FIG. 8 shows a measuring device 200, for example a radar level measuring device, with the radar circuit 100 described above, which has a level radar antenna 118 for emitting the radar measuring signal and for receiving the radar measuring signal reflected at the product surface.

The terms used in the claims should be construed so as to give them the broadest reasonable interpretation consistent with the foregoing description. For example, the use of the article “a” or “the” when introducing an element should not be construed to exclude a plurality of elements. Similarly, the mention of “or” should be construed to include a plurality of elements, so that the mention of “A or B” does not exclude “A and B” unless it is clear from the context or the preceding description that only one of A and B is meant. Furthermore, the phrase “at least one of A, B, and C” should be understood as one or more of a group of elements consisting of A, B and C, and should not be interpreted as requiring at least one of each of the listed elements A, B, and C, regardless of whether A, B, and C are combined as categories or otherwise. In addition, the mention of “A, B, and/or C” or “at least one of A, B, or C” should be construed to include any single unit of the listed elements, e.g., A, any subset of the listed elements, e.g., A and B, or the entire list of elements A, B, and C.

Claims

1. A radar circuit for a measuring device, comprising: a radar chip, configured to generate a radar measurement signal;an application-specific integrated circuit (ASIC); anda processor, configured to determine a measured value,wherein the ASIC and the radar chip are separate components.

2. The radar circuit according to claim 1, wherein the ASIC comprises a phase locked loop (PLL).

3. The radar circuit according to claim 1, wherein the ASIC comprises an analog-to-digital converter (ADC) circuit.

4. The radar circuit according to claim 1, wherein the ASIC has a digital interface to the processor.

5. The radar circuit according to claim 1, wherein the ASIC has a finite state machine (FSM), which is configured to control the radar chip.

6. The radar circuit according to claim 1, wherein the radar chip is a radar monolythic microwave integrated circuit (MMIC).

7. The radar circuit according to claim 1, wherein the ASIC is a radar companion ASIC, which is configured to perform control tasks and/or measured value acquisition tasks in the radar circuit.
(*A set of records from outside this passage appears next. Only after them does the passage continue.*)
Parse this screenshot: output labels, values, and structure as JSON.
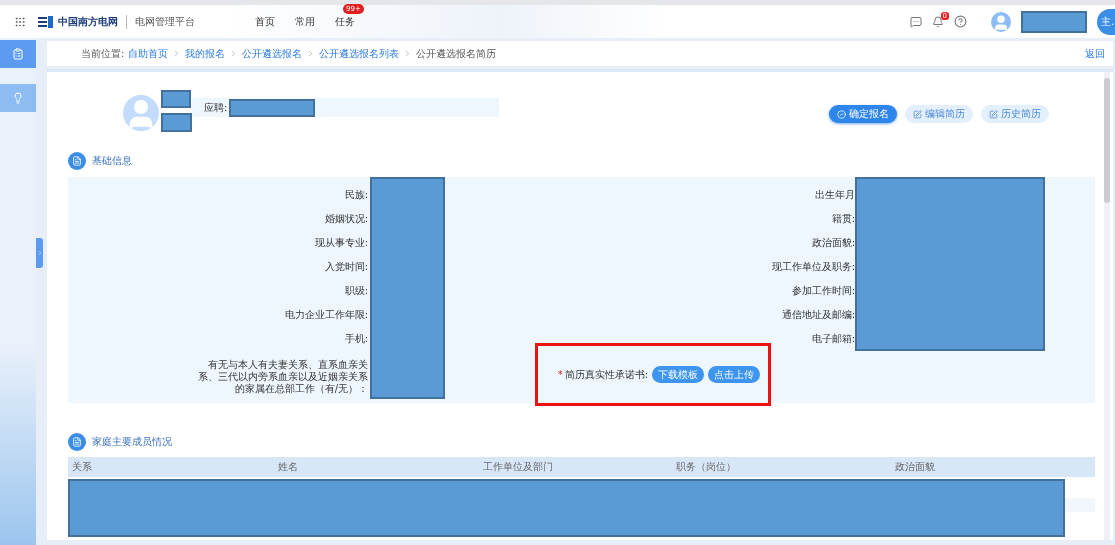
{
  "header": {
    "logo_text": "中国南方电网",
    "app_title": "电网管理平台",
    "nav": [
      {
        "label": "首页"
      },
      {
        "label": "常用"
      },
      {
        "label": "任务",
        "badge": "99+"
      }
    ],
    "notification_badge": "0",
    "user_tab": "主."
  },
  "sidebar": {
    "items": [
      {
        "selected": true
      },
      {
        "selected": false
      }
    ]
  },
  "breadcrumb": {
    "label": "当前位置:",
    "items": [
      {
        "label": "自助首页"
      },
      {
        "label": "我的报名"
      },
      {
        "label": "公开遴选报名"
      },
      {
        "label": "公开遴选报名列表"
      }
    ],
    "current": "公开遴选报名简历",
    "back": "返回"
  },
  "profile": {
    "applied_label": "应聘:",
    "actions": [
      {
        "label": "确定报名",
        "kind": "primary"
      },
      {
        "label": "编辑简历",
        "kind": "secondary"
      },
      {
        "label": "历史简历",
        "kind": "secondary"
      }
    ]
  },
  "basic_info": {
    "title": "基础信息",
    "left_fields": [
      "民族:",
      "婚姻状况:",
      "现从事专业:",
      "入党时间:",
      "职级:",
      "电力企业工作年限:",
      "手机:",
      "有无与本人有夫妻关系、直系血亲关系、三代以内旁系血亲以及近姻亲关系的家属在总部工作（有/无）："
    ],
    "right_fields": [
      "出生年月",
      "籍贯:",
      "政治面貌:",
      "现工作单位及职务:",
      "参加工作时间:",
      "通信地址及邮编:",
      "电子邮箱:"
    ],
    "commitment": {
      "label": "简历真实性承诺书:",
      "required_mark": "*",
      "highlighted": true,
      "buttons": [
        "下载模板",
        "点击上传"
      ]
    }
  },
  "family": {
    "title": "家庭主要成员情况",
    "table": {
      "columns": [
        "关系",
        "姓名",
        "工作单位及部门",
        "职务（岗位）",
        "政治面貌"
      ]
    }
  }
}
8. The radar circuit according to claim 1, wherein the radar circuit is a level radar circuit for a level radar measuring device.

9. The radar circuit according to claim 1, wherein the ASIC is configured to wake the processor from a sleep mode and thereupon transmit measurement data to the processor.

10. The radar circuit according to claim 1, wherein the ASIC is configured to supply a voltage-controlled oscillator (VCO) of the radar chip and/or a multiplier of the radar chip.

11. An application-specific integrated circuit (ASIC) configured for a level radar measuring device, which comprises a radar chip, the ASIC and the radar chip being separate components.